Currently we are storing an immutable event stream into Kafka with Protobufs and lets just say it has been less than ideal so we have been considering a switch.

jeremy 2018-12-05T23:35:39.023800Z

There has been some debate on a schema centric format vs a self describing format.
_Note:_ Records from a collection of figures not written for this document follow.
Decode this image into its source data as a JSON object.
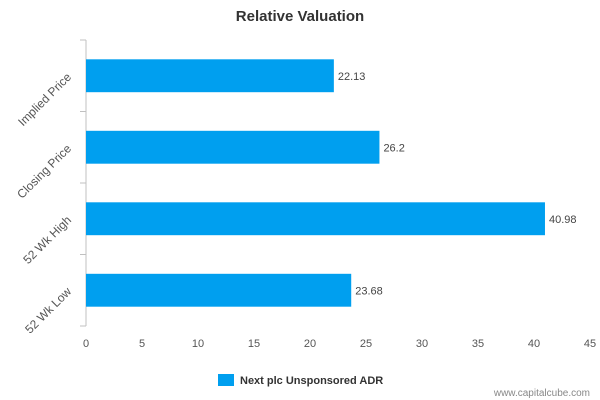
{
  "chart_data": {
    "type": "bar",
    "orientation": "horizontal",
    "title": "Relative Valuation",
    "categories": [
      "Implied Price",
      "Closing Price",
      "52 Wk High",
      "52 Wk Low"
    ],
    "series": [
      {
        "name": "Next plc Unsponsored ADR",
        "values": [
          22.13,
          26.2,
          40.98,
          23.68
        ]
      }
    ],
    "data_labels": [
      "22.13",
      "26.2",
      "40.98",
      "23.68"
    ],
    "xlim": [
      0,
      45
    ],
    "x_ticks": [
      0,
      5,
      10,
      15,
      20,
      25,
      30,
      35,
      40,
      45
    ],
    "grid": false,
    "legend_position": "bottom-center",
    "colors": {
      "bar": "#009fef",
      "axis": "#c0c0c0"
    }
  },
  "credit": "www.capitalcube.com"
}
jeremy 2018-12-05T23:40:45.025700Z

We use Java primarily but I have been writing tooling in Clojure. I was at the conj when @creese gave the talk on Kafka and Jackdaw. It’s been nice to work with so far. :thumbsup:

👍 2
arrdem 2018-12-05T23:48:24.026400Z

Yeah - that’s not really a debate I can shed light on 😕 it’s just a hard problem.

👍 1
arrdem 2018-12-05T23:55:06.027700Z

I guess my $0.02 at this point is that I’d probably choose a self-describing format like CBOR, just because I think trying to encode hard business constraints in your serialization layer is mostly premature

arrdem 2018-12-05T23:55:48.028100Z

But my only real experience here has been the same as Charles - using Confluent Avro.